Si l'âge moyen des députés ne baisse que de cinq ans par rapport à 2012 (48,8 ans contre 54,1 ans), 301 élus ont désormais moins de 50 ans, contre à peine 102 en 2012. Dans le détail, 29 députés appartiennent à la génération des Millennials, les moins de 30 ans (une seule en 2012, Marion Maréchal-Le-Pen). 100 ont entre 30 et 39 ans (17 en 2012) et 172 entre 40 et 49 ans (84 en 2012). A l'inverse, seuls 88 députés ont plus de 60 ans, contre 286 cinq ans plus tôt...

Ce renouvellement sera-t-il synonyme d'une meilleure prise en compte des enjeux de la révolution numérique ?

« Le vent d'air frais sociologique et générationnel, avec davantage de députés plus jeunes, issus de la société civile et du monde de l'entreprise, améliore mécaniquement le niveau de culture numérique des députés, ce qui est une excellente chose », se réjouit Benoît Thieulin, patron de la société de conseil La Netscouade et ancien président du Conseil National du numérique (CNNum).
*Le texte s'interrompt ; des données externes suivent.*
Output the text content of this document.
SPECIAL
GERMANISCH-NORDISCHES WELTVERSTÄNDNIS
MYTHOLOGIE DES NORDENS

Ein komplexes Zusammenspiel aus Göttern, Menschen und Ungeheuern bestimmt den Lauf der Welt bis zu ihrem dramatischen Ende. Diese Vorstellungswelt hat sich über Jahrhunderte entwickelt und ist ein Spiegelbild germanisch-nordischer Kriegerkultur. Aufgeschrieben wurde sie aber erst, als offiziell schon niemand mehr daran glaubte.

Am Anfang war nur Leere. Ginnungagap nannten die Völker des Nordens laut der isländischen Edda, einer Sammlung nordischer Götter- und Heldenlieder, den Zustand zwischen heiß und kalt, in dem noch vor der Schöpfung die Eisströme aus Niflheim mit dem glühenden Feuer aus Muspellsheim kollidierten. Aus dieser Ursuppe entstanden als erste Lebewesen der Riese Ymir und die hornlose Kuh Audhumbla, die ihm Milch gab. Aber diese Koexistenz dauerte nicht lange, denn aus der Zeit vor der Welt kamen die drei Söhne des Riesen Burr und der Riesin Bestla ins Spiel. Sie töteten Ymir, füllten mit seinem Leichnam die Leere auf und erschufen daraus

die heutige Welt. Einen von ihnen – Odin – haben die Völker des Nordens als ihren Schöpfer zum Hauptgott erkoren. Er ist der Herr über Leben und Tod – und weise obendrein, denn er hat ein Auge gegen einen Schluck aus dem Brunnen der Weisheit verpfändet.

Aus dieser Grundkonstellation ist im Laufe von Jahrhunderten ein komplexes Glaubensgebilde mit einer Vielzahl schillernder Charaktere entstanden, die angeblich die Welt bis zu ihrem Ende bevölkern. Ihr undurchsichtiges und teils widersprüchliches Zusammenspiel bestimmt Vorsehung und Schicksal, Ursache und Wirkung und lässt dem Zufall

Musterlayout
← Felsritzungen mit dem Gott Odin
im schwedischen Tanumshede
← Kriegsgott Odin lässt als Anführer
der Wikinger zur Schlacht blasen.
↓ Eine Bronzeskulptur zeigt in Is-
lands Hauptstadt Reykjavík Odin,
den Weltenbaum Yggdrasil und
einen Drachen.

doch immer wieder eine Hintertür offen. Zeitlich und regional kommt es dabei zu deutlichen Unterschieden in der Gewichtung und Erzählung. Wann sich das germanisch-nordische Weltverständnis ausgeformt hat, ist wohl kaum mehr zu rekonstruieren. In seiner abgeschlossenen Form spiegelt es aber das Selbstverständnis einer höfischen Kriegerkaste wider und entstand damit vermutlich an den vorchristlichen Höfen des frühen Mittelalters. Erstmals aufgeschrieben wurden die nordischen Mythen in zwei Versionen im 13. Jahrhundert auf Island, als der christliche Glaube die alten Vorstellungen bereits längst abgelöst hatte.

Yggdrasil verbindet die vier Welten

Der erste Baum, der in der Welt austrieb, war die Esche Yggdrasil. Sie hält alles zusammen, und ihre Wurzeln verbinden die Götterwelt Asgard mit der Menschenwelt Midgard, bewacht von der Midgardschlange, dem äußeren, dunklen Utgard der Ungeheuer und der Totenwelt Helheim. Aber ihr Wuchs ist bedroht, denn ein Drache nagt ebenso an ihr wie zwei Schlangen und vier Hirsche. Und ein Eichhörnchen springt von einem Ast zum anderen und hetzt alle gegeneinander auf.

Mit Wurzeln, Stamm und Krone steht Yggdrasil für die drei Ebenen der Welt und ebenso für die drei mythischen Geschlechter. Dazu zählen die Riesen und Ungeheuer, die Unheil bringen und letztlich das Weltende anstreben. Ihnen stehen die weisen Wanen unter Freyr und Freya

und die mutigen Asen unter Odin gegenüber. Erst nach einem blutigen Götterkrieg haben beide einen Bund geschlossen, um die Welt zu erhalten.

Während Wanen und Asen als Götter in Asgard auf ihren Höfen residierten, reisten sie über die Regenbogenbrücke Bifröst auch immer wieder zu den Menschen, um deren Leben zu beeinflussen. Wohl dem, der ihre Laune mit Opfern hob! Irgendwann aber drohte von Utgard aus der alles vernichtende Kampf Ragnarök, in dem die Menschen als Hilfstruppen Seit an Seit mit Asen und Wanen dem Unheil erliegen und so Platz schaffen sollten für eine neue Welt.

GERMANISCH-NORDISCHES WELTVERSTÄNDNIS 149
La quinzième législature comptera moins de fonctionnaires (130 contre 199 en 2012) et davantage de cadres et de professions libérales (272 contre 213). François Doux, membre du comité d'organisation de l'Institut G9+ et cofondateur de la startup Xood, aborde ce changement d'un « œil très positif » :

« L'entrée massive de non-professionnels de la politique à l'Assemblée va apporter un nouveau regard et une meilleure connaissance de la transformation digitale, car beaucoup de nouveaux députés l'ont vécue en entreprise. L'inconvénient est que beaucoup sont des novices, il y aura des ratés, mais ils vont impulser une nouvelle dynamique salutaire », espère-t-il.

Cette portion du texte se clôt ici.